静岡市との合併 蒲原町民「反対」57% 町議会、最終判断へ ■2/14 静岡新聞
 昨日は一日中寝倒していたので、このニュースへのコメントを忘れてしまってました。と言うわけで今更ながらコメントしてみます。
 合併に反対、って言うのは感情論としてはおいらもよく分かります。実際に清水市静岡市が合併した時だって、やっぱりその新市の名前が「静岡市」って言う面白くも何もない名前に変えられちまった、って言うのは正直言って清水市民としては「言ってる事とやってる事が違うじゃねぇか<(旧)静岡市」って言う印象を持ちました。正直に言えば「日本平市」にでもなったら、今のようなアンチ合併の動きって言うのは正直無かったのではないのかな?って実は思っています。そりゃまぁ、今年の4月には政令指定都市になって「静岡市清水区」になるとは言えども、やっぱり地図の上から「清水」って言う区域の名前が消えてしまう事に反感を持つ人は少なくなかった訳で。また、静岡市清水市の合併後にあった色んな動きから「対等合併とは言っても、その実は吸収合併じゃなかったのか?」って言うようなものを感じた人も多かったのではないかと思います。それが故の「反対」と言う結果が出てきたものだと思っております。

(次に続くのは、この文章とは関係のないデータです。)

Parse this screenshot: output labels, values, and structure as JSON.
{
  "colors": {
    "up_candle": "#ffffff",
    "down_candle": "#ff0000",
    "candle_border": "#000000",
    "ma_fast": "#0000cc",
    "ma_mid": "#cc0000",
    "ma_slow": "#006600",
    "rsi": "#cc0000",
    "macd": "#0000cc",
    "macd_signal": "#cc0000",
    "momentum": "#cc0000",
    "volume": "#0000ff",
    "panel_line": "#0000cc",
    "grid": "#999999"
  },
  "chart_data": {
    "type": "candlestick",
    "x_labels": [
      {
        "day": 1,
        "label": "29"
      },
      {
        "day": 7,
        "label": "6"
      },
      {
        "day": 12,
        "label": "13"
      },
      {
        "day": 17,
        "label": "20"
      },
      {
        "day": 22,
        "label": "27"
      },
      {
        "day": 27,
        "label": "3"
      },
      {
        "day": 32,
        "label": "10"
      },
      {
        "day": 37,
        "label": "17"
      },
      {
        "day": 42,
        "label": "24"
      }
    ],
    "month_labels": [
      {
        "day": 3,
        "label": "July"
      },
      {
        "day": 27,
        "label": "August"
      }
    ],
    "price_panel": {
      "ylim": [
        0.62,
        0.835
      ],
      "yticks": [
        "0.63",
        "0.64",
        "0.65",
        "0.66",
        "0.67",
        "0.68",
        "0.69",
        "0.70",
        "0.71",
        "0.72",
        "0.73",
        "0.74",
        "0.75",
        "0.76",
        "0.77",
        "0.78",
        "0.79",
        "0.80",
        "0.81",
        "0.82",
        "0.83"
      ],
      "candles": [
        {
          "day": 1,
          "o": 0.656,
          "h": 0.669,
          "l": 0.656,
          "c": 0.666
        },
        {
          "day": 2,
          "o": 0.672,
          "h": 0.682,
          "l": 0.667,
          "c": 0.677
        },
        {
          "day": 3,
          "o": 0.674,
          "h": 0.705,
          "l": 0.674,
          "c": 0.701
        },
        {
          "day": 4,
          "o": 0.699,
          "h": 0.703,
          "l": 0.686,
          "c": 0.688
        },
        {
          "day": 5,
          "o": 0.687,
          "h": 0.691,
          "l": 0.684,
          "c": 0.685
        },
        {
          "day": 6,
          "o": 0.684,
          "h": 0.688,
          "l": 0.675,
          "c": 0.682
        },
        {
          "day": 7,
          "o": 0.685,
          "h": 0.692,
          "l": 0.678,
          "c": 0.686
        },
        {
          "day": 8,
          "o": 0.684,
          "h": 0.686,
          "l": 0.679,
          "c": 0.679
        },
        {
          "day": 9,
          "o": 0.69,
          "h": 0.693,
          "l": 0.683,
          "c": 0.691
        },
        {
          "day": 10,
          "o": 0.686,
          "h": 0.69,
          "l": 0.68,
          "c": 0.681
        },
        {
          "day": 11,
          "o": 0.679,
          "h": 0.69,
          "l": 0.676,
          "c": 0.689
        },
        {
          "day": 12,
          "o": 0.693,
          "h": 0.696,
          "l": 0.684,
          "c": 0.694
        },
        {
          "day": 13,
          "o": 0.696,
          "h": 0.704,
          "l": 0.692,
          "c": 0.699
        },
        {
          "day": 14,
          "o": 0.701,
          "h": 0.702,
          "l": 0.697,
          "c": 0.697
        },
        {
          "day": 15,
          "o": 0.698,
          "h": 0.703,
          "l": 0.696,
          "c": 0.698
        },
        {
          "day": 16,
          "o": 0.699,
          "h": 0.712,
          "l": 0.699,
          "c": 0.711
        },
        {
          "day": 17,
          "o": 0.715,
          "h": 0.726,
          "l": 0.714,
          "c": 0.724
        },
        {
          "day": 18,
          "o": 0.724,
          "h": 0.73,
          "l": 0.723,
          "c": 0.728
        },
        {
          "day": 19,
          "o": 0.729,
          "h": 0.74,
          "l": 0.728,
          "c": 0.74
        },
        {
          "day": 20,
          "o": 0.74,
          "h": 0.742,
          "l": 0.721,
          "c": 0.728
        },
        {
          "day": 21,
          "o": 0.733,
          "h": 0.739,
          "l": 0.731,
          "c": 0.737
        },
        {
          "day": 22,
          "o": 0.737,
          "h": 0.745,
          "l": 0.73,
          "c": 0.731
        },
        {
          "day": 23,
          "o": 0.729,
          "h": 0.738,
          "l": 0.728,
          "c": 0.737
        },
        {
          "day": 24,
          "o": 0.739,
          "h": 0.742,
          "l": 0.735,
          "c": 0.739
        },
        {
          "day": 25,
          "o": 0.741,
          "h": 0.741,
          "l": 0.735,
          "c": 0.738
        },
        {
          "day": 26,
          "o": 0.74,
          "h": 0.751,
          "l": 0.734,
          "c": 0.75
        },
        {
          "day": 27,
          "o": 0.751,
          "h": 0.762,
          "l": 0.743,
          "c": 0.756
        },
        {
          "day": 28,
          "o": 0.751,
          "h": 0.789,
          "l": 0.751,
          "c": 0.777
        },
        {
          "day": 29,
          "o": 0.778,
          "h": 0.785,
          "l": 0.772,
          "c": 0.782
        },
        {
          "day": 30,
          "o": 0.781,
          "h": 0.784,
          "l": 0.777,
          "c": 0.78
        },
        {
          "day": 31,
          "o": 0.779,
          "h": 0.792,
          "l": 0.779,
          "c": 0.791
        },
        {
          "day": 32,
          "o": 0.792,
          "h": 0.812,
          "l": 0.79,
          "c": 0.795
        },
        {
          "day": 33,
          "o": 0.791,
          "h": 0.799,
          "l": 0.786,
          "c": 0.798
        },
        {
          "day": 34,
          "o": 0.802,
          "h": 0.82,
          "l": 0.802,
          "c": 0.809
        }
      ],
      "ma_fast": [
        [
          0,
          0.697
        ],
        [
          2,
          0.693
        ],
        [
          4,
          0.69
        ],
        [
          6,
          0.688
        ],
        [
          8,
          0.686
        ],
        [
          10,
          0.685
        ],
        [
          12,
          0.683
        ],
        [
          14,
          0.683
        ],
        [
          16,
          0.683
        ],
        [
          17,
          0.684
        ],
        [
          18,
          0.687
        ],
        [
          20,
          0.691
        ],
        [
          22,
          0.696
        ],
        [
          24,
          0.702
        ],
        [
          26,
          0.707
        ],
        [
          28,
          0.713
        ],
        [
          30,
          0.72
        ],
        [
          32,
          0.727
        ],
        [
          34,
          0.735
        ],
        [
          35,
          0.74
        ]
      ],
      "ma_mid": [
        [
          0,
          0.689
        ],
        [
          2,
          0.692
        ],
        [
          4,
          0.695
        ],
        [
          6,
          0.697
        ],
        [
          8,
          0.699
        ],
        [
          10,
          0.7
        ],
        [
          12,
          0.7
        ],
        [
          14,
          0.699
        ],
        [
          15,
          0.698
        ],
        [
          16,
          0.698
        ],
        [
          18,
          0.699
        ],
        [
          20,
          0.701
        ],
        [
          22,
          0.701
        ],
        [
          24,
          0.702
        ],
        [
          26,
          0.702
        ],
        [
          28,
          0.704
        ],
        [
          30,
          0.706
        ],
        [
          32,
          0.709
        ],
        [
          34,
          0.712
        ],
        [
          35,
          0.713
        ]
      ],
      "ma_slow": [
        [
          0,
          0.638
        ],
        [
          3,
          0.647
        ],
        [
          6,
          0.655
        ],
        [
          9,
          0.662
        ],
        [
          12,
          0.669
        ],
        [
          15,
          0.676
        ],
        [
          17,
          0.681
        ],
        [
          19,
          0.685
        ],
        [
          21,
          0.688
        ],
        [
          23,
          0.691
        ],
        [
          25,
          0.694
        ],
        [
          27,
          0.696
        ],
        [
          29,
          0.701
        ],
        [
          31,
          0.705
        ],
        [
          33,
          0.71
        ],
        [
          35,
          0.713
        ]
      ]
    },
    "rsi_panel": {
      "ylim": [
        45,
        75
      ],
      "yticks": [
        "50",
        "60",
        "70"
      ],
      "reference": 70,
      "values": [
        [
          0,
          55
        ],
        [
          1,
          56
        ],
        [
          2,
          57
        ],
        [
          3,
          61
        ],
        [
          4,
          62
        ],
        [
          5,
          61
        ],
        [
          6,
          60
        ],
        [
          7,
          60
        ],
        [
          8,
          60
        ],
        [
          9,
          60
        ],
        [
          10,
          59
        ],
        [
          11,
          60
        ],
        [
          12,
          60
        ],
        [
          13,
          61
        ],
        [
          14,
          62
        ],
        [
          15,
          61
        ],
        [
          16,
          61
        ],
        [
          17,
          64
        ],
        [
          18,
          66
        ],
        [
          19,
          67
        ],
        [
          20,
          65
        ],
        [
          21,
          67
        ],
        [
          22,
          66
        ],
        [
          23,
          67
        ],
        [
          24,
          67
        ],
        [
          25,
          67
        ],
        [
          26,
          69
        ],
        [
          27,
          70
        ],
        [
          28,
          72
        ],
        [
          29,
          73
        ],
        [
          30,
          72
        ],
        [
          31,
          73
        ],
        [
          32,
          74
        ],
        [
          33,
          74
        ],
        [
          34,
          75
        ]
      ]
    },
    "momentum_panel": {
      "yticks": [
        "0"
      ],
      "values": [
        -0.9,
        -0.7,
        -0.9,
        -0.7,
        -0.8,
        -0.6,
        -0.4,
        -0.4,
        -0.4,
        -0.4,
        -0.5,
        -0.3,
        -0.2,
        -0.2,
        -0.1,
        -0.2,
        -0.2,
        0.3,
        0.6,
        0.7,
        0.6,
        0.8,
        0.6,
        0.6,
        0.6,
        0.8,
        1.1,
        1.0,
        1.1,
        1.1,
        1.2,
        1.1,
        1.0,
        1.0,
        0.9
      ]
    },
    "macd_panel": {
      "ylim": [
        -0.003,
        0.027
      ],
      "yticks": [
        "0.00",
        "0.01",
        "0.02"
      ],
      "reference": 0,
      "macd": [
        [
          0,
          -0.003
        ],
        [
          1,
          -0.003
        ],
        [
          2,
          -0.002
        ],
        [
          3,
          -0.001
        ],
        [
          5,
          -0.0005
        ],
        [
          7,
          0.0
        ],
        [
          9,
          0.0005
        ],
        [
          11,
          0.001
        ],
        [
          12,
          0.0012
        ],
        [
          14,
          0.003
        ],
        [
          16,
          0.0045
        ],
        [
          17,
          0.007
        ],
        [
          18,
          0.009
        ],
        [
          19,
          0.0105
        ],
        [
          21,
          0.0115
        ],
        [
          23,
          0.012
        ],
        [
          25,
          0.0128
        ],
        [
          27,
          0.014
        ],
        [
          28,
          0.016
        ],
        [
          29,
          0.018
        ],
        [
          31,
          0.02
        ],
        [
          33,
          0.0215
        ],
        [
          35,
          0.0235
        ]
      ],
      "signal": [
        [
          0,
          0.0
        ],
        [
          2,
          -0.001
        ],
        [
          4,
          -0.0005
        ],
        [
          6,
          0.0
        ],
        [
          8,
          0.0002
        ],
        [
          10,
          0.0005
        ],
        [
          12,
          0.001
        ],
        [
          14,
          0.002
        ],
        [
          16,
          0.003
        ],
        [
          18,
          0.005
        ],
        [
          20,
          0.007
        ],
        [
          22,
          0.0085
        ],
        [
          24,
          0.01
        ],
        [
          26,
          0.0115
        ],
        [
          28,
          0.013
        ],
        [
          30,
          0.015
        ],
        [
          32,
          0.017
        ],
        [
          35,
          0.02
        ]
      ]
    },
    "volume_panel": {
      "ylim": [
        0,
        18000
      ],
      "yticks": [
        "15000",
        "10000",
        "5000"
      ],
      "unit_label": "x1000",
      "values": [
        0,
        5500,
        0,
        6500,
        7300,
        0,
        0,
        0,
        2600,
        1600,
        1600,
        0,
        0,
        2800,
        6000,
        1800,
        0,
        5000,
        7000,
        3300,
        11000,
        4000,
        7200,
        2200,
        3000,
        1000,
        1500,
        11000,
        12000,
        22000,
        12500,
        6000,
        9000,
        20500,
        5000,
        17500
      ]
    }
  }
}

 また、個人的には由比や蒲原が「静岡市」って言うのは正直な話疑問がある部分でもあり、無理して静岡市になる必要はないんじゃないのかな?って思う部分があったりもします。
 ですが、それ以上に「静岡市」になったとき、由比町にしても蒲原町にしても「自分達のまちをどのようにして行くのか?」と言う明確なビジョンを静岡市サイドや由比町蒲原町サイドが明確に示す事が出来なかったって言うのが最大なものではないでしょうか。
 それぞれの地域の持つ文化的資質は大きく異なっていると思います。同じ清水区内であっても、おいらの住んでいる草薙のあたりと興津らへんでは全然違うように、旧静岡市の中心部と蒲原町では文化的資質は全く異なるでしょうし、その「違い」をどのように担保し、どのように活かして行くのかが提示できなかった、それが故の「反対」だと思うのです。
 実際に財政的な面を見た場合、確かに蒲原町には日軽金の工場もあったりするので多少は自分達でやっていく事が出来るのかもしれません。ですが、変な話ですが、果たして蒲原の日軽金の立地の優位性がどこまで維持できるのかは昨今の経済情勢を見た場合誰にも分かるものではありませんし、正直な話、本当に蒲原町が独り立ちしてやって行く事が出来るのか?と思うと疑問ではあります。
 個人的に言えば、確かに庵原3町での合併が望ましいとは思うのですが、現実的な視点で見た場合、果たしてそれだけでやって行く事が出来るのか?疑問です。個人的には静岡市への合併も止む無しとは思いますが、その場合には何度もこのBlogで書いているように、「地域評議会」を旧町単位で形成し、補完性の原則を適用した上で「自分達の事は可能な限り自分達で決め、そこでFollow出来ないものは市単位で考える」と言う方向性を持たせるべきなのではないでしょうか。そんなに急ぐ事はないと思います。
 結局静岡市が合併を急ぐのは合併特例債などのような「アメ」目的なのでしょうか。それとは逆に、蒲原町も合併反対派の「既得権保護」が合併反対の最大の目的なのでしょうか。もし、その両方がこの問題に存在しているので有れば・・・「何考えているんじゃ、ふざけた事抜かしてるんじゃねぇよ」って言ってやりたい気分です。ええ。そんな近視眼的なもので見ても何も始まらないって思うんですが。
 浜松も「大浜松市」になる訳ですし、静岡県内でも都市間競争が激しくなる中で、それぞれの地域の持つ資質を活かしながら、都市間競争を勝ち抜いていく必要があると思います。確かに「蒲原」と言う由緒正しい名前が消えてしまうのは寂しいものではありますが、その地域の中にある「文化」ってそう簡単に消えてしまうものなのでしょうか?もし、そう簡単に消えてしまうものであれば・・・んなもんは文化じゃねぇよ。
 何にしても、蒲原町がどんな結論を出すのか、生暖かく見守っていきたいと思います。